Kann ich Lebensmittelimitate äußerlich unterscheiden?

Das kommt auf das Lebensmittel an. Analogkäse ist häufig sowohl vom Aussehen als auch vom Geschmack oder von der Konsistenz her nicht von echtem Käse zu unterscheiden. Bei Schinken kann man die Imitate dagegen normalerweise erkennen: Bei echtem Schinken erkennt man die natürliche Wuchsrichtung der Muskulatur und den Muskelzusammenhang, bei Formfleischschinken sind die Größe der zusammengefügten Muskelfleischstücke und ihre unterschiedliche Muskelfaserrichtung erkennbar. Schinkenimitate bestehen dagegen aus einer oft geleeartigen, schnittfesten Masse, in die kleinste bis deutlich sichtbare Fleischstücke eingebettet sind. Oft sehen sie auch brühwurstähnlich aus.

Müssen Handel und Gastronomie die Lebensmittelimitate als solche kennzeichnen?

Ja, andernfalls handelt es sich um eine Täuschung der Verbraucher. Als Käse darf nach europäischem Recht nur bezeichnet werden, was ausschließlich aus Milch hergestellt wurde. Wird ein Milchbestandteil ganz oder teilweise ersetzt, zum Beispiel Milchfett durch Pflanzenfett, darf die Bezeichnung Käse auch in Wortbestandteilen nicht mehr verwendet werden. Schinkenersatz darf nicht als Schinken oder Formfleischschinken bezeichnet werden, sondern muss anders genannt werden, etwa «Pizzabelag aus Vorderschinkenanteilen nach Brühwurstart zusammengefügt». In der Praxis werden die Imitate allerdings häufig falsch ausgezeichnet, wie Kontrollen ergaben.

Wie kann ich mich als Verbraucher vor Imitaten schützen?

Das ist nicht so einfach. Im Lebensmittelrecht ist zwar klar verankert, dass der Verbraucher nicht getäuscht werden darf. Verbraucherschützer kritisieren aber, dass Kunden selbst dann, wenn die Imitate korrekt ausgezeichnet sind, häufig nicht klar erkennen können, was sie eigentlich kaufen. Es reiche daher nicht, den Verkauf von Käse- oder Schinkenimitaten unter der Bezeichnung «Käse» oder «Schinken» zu verbieten, da auch aus Bezeichnungen wie «Pizza-Mix» für Analogkäse nicht eindeutig erkennbar sei, dass es sich nicht um Käse handelt. Stattdessen müssten Imitate klar als solche kennzeichnet werden.

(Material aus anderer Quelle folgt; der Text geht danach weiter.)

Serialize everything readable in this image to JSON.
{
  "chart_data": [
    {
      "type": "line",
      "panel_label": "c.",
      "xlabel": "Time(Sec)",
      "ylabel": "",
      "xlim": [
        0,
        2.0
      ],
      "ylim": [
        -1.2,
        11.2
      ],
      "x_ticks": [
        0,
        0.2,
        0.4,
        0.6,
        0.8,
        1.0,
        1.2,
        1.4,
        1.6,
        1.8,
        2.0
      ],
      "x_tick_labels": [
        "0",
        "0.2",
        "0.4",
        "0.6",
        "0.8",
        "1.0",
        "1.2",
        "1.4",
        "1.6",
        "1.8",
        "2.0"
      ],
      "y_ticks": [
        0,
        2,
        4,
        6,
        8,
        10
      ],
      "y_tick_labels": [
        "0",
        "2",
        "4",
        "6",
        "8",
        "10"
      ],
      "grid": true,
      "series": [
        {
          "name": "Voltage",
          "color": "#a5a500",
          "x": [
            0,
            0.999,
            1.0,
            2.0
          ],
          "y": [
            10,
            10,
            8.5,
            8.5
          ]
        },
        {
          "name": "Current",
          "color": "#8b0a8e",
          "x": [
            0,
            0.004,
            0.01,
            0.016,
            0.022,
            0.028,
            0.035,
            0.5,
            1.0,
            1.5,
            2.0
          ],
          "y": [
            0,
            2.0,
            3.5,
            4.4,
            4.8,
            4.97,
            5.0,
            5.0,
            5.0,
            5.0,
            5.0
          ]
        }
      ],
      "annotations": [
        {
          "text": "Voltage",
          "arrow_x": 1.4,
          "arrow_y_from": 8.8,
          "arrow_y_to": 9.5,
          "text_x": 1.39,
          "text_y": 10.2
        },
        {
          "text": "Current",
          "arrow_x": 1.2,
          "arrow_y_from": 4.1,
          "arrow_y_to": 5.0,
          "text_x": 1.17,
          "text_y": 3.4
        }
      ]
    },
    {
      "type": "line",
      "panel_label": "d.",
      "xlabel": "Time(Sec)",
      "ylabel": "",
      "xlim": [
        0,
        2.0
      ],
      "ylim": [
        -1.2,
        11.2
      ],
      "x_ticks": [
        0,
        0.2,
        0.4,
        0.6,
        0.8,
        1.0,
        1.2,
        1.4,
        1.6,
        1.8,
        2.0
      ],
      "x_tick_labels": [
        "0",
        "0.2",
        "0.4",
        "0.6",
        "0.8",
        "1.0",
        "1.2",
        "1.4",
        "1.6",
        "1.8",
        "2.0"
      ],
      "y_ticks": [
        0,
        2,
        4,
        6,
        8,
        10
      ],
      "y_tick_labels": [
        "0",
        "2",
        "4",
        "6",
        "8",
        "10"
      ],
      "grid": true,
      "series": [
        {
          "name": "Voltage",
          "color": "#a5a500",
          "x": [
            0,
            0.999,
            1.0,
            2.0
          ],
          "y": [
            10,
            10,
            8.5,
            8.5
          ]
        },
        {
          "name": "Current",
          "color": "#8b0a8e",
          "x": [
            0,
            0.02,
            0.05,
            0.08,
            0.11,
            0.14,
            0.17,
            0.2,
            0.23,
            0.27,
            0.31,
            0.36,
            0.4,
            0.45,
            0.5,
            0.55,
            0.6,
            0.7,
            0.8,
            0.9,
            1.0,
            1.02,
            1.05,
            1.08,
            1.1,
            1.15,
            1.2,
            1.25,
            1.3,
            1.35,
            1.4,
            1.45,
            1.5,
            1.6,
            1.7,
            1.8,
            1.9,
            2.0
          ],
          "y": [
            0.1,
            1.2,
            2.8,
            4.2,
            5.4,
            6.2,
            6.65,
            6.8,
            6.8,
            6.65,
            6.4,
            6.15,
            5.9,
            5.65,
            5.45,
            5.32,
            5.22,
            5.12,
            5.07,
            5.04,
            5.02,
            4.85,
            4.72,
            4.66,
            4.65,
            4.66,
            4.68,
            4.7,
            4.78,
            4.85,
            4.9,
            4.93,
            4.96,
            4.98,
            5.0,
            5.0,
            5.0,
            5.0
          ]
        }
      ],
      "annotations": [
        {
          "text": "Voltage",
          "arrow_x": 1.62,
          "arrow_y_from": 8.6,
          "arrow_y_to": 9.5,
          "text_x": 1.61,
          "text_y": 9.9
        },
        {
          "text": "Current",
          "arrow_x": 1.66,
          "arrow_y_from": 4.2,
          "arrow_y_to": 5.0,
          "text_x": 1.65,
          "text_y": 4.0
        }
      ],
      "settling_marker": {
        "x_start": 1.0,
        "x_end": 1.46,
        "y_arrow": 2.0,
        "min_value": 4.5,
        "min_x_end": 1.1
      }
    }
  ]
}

Wer kontrolliert, ob Hersteller, Handel und Gastronomie gegen die Kennzeichnungspflicht verstoßen?

Die Lebensmittelüberwachung ist in Deutschland Ländersache, die Bundesländer regeln jeweils für ihren Bereich die Organisation. Über die Konsequenzen aus Verbraucherirreführung entscheiden die Vollzugsbehörden. Der baden-württembergische Verbraucherschutzminister Peter Hauk sieht nur begrenzte Möglichkeiten für die Politik, gegen Lebensmittelimitate vorzugehen. Die Politik könne erst einschreiten, wenn es sich um ein gesundheitsgefährdendes Produkt handele, meint er. Verbraucherschützer fordern dagegen von der Politik, dass die Ergebnisse von Kontrollen öffentlich gemacht und Verstöße konsequent geahndet werden müssen.